The coming week is likely to be just as volatile as the week we have just experienced. A plethora of news events is just on our doorstep and is likely to give us a mix of positive and negative results. This truly is a tough period for the beginner investor/trader to consider entering into new positions.

Based on analysis of the economic reports and earnings results scheduled for release this coming week, FMR Analysts is expecting the Bulls to continue maintaining control. There is heavy weighting to the Financial sector in earnings results, while Housing data is not likely to produce any surprises. The release of the CPI, PPI and Fed Beige Book could find some relief buying, but expectations are that Bears will push the markets following this data.

Investors are already flocking to the “safer” sectors as the markets have shown a lack of effort in recovering on positive news. This in itself should be a reasonable sign for caution.

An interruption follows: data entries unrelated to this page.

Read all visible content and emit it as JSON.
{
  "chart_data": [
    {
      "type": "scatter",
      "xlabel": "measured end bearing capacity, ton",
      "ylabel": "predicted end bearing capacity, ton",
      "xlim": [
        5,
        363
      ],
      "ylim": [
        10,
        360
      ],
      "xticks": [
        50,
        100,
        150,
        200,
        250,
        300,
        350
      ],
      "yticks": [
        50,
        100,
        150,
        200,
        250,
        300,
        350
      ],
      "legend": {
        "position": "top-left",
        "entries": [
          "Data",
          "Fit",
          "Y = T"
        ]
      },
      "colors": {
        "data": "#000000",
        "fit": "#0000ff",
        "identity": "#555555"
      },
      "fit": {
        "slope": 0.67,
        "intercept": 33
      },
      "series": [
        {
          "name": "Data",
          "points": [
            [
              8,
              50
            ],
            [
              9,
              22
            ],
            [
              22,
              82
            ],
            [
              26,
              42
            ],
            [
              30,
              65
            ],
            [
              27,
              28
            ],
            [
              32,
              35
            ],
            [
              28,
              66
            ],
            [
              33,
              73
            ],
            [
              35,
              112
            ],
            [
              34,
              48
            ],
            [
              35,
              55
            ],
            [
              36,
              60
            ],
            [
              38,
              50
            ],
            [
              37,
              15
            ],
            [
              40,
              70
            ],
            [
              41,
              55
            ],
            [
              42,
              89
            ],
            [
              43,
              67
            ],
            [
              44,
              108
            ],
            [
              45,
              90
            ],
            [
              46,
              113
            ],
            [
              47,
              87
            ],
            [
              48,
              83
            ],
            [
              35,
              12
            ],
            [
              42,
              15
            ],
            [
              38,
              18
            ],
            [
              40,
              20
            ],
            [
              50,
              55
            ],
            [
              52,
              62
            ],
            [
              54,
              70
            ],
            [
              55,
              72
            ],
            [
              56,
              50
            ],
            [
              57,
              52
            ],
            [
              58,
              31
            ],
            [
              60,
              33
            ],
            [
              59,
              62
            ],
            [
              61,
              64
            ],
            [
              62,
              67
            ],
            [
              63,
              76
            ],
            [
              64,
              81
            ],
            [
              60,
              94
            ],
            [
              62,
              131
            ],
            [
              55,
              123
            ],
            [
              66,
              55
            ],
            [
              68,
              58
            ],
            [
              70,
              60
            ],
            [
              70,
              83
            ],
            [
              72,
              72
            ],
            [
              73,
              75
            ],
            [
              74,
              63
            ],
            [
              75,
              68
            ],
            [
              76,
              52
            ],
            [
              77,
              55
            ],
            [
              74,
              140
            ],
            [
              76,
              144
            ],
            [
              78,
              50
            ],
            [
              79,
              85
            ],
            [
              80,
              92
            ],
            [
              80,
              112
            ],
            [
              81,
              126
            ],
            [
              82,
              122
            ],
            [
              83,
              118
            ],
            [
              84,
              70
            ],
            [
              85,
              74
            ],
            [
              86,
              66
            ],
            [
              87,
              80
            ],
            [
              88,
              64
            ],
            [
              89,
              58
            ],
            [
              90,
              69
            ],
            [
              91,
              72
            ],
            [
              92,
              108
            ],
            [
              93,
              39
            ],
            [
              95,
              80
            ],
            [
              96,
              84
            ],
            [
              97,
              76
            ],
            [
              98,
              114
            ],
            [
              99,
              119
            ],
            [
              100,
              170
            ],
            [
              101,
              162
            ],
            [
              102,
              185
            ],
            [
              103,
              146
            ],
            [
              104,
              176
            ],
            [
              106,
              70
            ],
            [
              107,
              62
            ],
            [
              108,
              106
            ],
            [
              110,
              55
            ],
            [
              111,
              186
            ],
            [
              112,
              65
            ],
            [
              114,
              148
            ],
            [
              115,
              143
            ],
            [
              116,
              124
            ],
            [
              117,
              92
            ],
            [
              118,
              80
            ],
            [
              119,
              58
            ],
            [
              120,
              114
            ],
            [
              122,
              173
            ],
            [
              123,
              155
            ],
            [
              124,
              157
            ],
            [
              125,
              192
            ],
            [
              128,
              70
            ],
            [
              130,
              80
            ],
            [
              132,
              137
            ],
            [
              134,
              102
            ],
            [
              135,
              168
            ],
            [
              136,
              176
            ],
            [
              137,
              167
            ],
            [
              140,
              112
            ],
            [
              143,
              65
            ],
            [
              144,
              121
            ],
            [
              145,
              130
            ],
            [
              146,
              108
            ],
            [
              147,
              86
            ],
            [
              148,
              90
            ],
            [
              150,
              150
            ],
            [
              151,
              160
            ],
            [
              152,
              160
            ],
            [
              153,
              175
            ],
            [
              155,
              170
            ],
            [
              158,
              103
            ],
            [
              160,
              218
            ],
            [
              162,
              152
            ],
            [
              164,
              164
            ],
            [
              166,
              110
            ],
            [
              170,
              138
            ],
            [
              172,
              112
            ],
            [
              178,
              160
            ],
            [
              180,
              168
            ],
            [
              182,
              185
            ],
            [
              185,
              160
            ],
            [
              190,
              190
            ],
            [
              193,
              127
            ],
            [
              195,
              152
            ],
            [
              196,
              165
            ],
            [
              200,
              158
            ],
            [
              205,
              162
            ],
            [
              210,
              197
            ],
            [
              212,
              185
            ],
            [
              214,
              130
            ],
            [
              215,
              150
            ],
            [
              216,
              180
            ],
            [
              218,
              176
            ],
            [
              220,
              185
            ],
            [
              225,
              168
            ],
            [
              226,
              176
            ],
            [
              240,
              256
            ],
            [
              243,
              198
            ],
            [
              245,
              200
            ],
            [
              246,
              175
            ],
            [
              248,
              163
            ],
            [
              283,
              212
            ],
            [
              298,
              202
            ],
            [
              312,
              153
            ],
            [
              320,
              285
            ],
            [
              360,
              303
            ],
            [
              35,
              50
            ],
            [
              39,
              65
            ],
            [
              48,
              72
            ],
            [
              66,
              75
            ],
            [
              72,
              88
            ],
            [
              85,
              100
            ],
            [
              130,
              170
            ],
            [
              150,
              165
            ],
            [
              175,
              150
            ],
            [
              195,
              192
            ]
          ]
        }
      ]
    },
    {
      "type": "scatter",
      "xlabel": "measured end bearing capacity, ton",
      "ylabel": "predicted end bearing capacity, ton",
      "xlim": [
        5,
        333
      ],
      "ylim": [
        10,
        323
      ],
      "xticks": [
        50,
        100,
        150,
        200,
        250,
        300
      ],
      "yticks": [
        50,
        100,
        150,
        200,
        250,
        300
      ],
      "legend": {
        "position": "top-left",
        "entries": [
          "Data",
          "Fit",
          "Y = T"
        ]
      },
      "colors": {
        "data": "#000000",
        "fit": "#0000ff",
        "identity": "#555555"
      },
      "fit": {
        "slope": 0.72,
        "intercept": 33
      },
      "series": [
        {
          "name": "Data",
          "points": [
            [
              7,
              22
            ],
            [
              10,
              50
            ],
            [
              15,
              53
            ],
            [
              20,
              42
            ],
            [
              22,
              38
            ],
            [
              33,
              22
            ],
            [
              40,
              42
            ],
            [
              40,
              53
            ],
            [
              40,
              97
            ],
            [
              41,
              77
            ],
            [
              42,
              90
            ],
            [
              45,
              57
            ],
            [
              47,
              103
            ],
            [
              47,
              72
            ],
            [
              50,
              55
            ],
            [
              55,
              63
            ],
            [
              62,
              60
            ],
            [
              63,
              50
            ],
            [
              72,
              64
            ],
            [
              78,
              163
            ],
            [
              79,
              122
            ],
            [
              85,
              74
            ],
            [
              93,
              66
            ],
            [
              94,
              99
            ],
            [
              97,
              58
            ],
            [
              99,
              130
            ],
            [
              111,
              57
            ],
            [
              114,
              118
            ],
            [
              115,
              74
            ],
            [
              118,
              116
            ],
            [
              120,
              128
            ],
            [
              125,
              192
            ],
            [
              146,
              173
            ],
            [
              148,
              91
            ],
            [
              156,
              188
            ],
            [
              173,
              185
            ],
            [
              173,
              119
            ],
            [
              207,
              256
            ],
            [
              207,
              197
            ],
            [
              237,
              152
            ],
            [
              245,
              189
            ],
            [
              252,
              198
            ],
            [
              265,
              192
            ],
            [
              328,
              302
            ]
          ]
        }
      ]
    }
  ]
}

Options Expiration will occur at the end of this week, as well as an extended weekend due to a US Public Holiday on Monday the 21st January. Investors are not likely to want to hold onto stocks heading into the long-weekend, while Options Expiration will see a large increase of activity as traders/investors look to Roll/Reverse/Exit positions before expiration.


FMR Strategy Analysis …

Traders: Continue to adopt short-term Bearish strategies, using any short-term upward movements as a set-up for entering new bearish trades (only once bearish reversal alerts have been given).

Investors: Downsizing of investment portfolio’s and adoption of risk protection strategies is imperative at this point. Each week the probability of a Bear market strengthens as the economy fails to produce substantial evidence to warrant accumulating stocks at these lower values.

Option Writers: January expiration is coming up this week ending. Many of you may need to make some “hard” decisions on whether to close positions, or let them be exercised. Take into consideration the high risk of the markets at the moment when making your decision. Covered Put Writing is the safer choice for writers at the moment, while Covered Call and Naked Put strategies have a large level of risk for the next month.